きっと私と同じように違和感を抱いていた人は多いと思うのですが、それはうまく表現されなかった。

 

また、昨年こんなことがありました。神奈川県郊外の葬儀場に向かった私は、降りたこともない駅のタクシー乗り場で、車を待っていました。私の前にも喪服を着た同じような年恰好の男性が7,8人待っています。なぜか皆一人。タクシーは全然来ない。やっと一台来て一人が乗り込み、またしばらく来ないということを続けていました。これでは葬儀に遅れてしまう。たぶん、待っている人たちは皆同じ葬儀場に向かうのでしょうが・・・。

 

そこに、割りと若い感じの男性が列の最後尾に並びました。しばらくすると、彼は待っている我々にこういいました。

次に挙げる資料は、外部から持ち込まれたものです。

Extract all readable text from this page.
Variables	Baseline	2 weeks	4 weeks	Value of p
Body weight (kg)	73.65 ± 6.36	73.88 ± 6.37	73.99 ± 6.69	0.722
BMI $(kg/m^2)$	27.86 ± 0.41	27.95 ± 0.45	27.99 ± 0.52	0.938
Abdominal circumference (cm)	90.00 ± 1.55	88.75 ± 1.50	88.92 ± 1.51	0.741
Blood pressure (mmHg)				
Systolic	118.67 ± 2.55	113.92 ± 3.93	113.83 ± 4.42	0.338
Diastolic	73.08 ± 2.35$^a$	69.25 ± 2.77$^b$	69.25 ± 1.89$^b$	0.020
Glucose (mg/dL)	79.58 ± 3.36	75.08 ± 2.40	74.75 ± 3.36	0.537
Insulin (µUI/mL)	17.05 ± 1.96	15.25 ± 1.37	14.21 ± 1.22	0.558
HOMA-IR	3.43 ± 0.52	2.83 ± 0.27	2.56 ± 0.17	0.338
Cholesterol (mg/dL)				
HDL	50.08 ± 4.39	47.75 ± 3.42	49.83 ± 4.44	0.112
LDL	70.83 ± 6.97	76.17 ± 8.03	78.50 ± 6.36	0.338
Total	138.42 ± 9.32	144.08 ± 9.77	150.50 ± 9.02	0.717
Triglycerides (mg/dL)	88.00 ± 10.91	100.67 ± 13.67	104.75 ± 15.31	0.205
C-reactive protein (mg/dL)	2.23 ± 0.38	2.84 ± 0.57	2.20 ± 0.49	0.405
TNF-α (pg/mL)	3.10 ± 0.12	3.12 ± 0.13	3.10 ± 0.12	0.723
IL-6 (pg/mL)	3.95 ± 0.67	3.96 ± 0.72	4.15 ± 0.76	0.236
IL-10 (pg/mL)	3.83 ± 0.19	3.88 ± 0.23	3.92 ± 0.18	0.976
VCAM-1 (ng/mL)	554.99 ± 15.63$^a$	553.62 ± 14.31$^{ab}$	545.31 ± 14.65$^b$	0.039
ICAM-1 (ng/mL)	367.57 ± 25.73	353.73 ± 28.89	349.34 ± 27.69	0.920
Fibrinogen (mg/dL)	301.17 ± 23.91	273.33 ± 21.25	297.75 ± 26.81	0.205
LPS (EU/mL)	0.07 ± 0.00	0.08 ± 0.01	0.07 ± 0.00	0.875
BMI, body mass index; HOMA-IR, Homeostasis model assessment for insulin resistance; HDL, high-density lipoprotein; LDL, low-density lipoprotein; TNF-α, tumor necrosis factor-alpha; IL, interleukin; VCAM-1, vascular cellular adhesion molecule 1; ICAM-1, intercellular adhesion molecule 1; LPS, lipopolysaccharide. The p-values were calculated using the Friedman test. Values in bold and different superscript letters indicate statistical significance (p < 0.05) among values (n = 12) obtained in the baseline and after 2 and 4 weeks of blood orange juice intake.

「皆さんは、XX葬儀場に行くのですよね。私もそうです。次にタクシーが来たら相乗りしていきましょう。」

そうりゃ、そうですよね。反対する人はいません。皆口々に、「そうですね」とつぶやきました。しばらくして、一台タクシーが到着。4人で乗り込みました。乗り場では会話はありませんが、社内では会話が始まりました。ひとりの方は、会社のタクシーチケットが使えるとのことで、それに皆便乗させてもらいました。結果的にタダで、順番に待つより早く葬儀場に到着できたのです。

 

私は、なぜ自分がその若い男性が発するより先に、相乗りしましょうと言えなかったのか、考え込んでしまいました。きっと、他の待っていた方々も同じように感じたのではないでしょうか。リーダーシップとは、こういうことなんですね。

 

日常でも仕事でも、きっとこういうことってたくさんあるのだと思います。集合的無意識にアクセスし、何らかの表現をすることで、世の中も仕事も一歩前に進めるのです。